Part 1: I am trying to price an option in the FX world. It naturally pays in the domestic currency, but in this case the payout currency must be the foreign currency. For example, consider the payoff:
$$\left(\frac{S_T - K}{S_T}\right)^{+} = \left(1 - \frac{K}{S_T}\right)^{+} = K \left(\frac{1}{K}-\frac{1}{S_T}\right)^{+}$$
The inclusion of $S_T$ as the denominator turns the plain vanilla call on $S_T$ into a "foreign-payout" option. I've done the computation for $\mathbb{E}\left[\left(\frac{1}{K}-\frac{1}{S_T}\right)^{+} \right]$, Black-Scholes-style, using the equation for $\frac{1}{S_T}$, and got the same answer as in Pricing an Option with payoff $\left(1-\frac{K}{S_t}\right)^{+}$. That is, ignoring the interest rates for now (i.e. setting both interest rates to zero): $$\mathbb{E}\left[\left(\frac{1}{K}-\frac{1}{S_T}\right)^{+} \right] = N(d_2) - \frac{K}{S_0} e^{\sigma^2 T} N(d_3)$$
Part 2: In the FX world, a call on one currency is a put on the other currency. For example, in Uwe Wystup's 2008 `Foreign Exchange Symmetries' working paper (https://core.ac.uk/download/pdf/6671934.pdf), Section 4.5, we have: \begin{equation}\label{Wystup} \frac{1}{S} v(S, K, T, t, \sigma, r_d, r_f, \phi) = K v\left(\frac{1}{S}, \frac{1}{K}, T, t, \sigma, r_f, r_d, -\phi \right) \end{equation} where: $r_d$ is the domestic interest rate, $r_f$ is the foreign interest rate, and $\phi = 1$ for a call and $-1$ for a put. (The SDE is $dS_t = (r_d - r_f) S_t dt + \sigma S_t dW_t$.)
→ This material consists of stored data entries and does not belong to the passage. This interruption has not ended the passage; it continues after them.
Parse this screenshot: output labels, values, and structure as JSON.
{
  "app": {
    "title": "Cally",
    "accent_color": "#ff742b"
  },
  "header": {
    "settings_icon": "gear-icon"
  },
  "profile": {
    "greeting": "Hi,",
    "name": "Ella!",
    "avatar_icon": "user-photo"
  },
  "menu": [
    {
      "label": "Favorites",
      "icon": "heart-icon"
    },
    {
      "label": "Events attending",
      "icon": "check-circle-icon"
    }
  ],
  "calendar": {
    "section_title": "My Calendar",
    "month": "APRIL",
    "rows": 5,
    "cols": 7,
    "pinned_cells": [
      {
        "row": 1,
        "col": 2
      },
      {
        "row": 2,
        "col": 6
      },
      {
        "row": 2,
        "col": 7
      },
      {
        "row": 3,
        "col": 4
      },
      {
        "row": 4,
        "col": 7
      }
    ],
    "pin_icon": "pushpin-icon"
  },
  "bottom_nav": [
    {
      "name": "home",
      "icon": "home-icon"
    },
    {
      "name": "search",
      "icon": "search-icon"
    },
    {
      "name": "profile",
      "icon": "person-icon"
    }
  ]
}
Quoting from the aforementioned paper, ``We consider the example of $S_t$ modeling the exchange rate of EUR/USD. In New York, the call option $(S_T - K)^{+}$ costs $v(S, K, T, t, \sigma, r_{usd}, r_{eur}, 1)$ USD and hence $v(S, K, T, t, \sigma, r_{usd}, r_{eur}, 1) / S$ EUR. This EUR-call option can also be viewed as a USD put option with payoff $K \left(\frac{1}{K}-\frac{1}{S_T}\right)^{+}$. This option costs $K v\left(\frac{1}{S}, \frac{1}{K}, T, t, \sigma, r_{eur}, r_{usd}, -1 \right)$ EUR in Frankfurt, because $S_t$ and $\frac{1}{S_t}$ have the same volatility. Of course, the New York value and the Frankfurt value must agree, which leads to [equation above].''
We now apply the above equality to obtain an alternate solution to our computation: $$\mathbb{E}\left[ K \left(\frac{1}{K}-\frac{1}{S_T}\right)^{+} \right] = \frac{1}{S_0} (S_0 N(d1) - K N(d2)) = N(d1) - \frac{K}{S_0} N(d2)$$ where we just plugged in the Black-Scholes formula for the call option $v(S, K)$, again ignoring the interest rates for simplicity.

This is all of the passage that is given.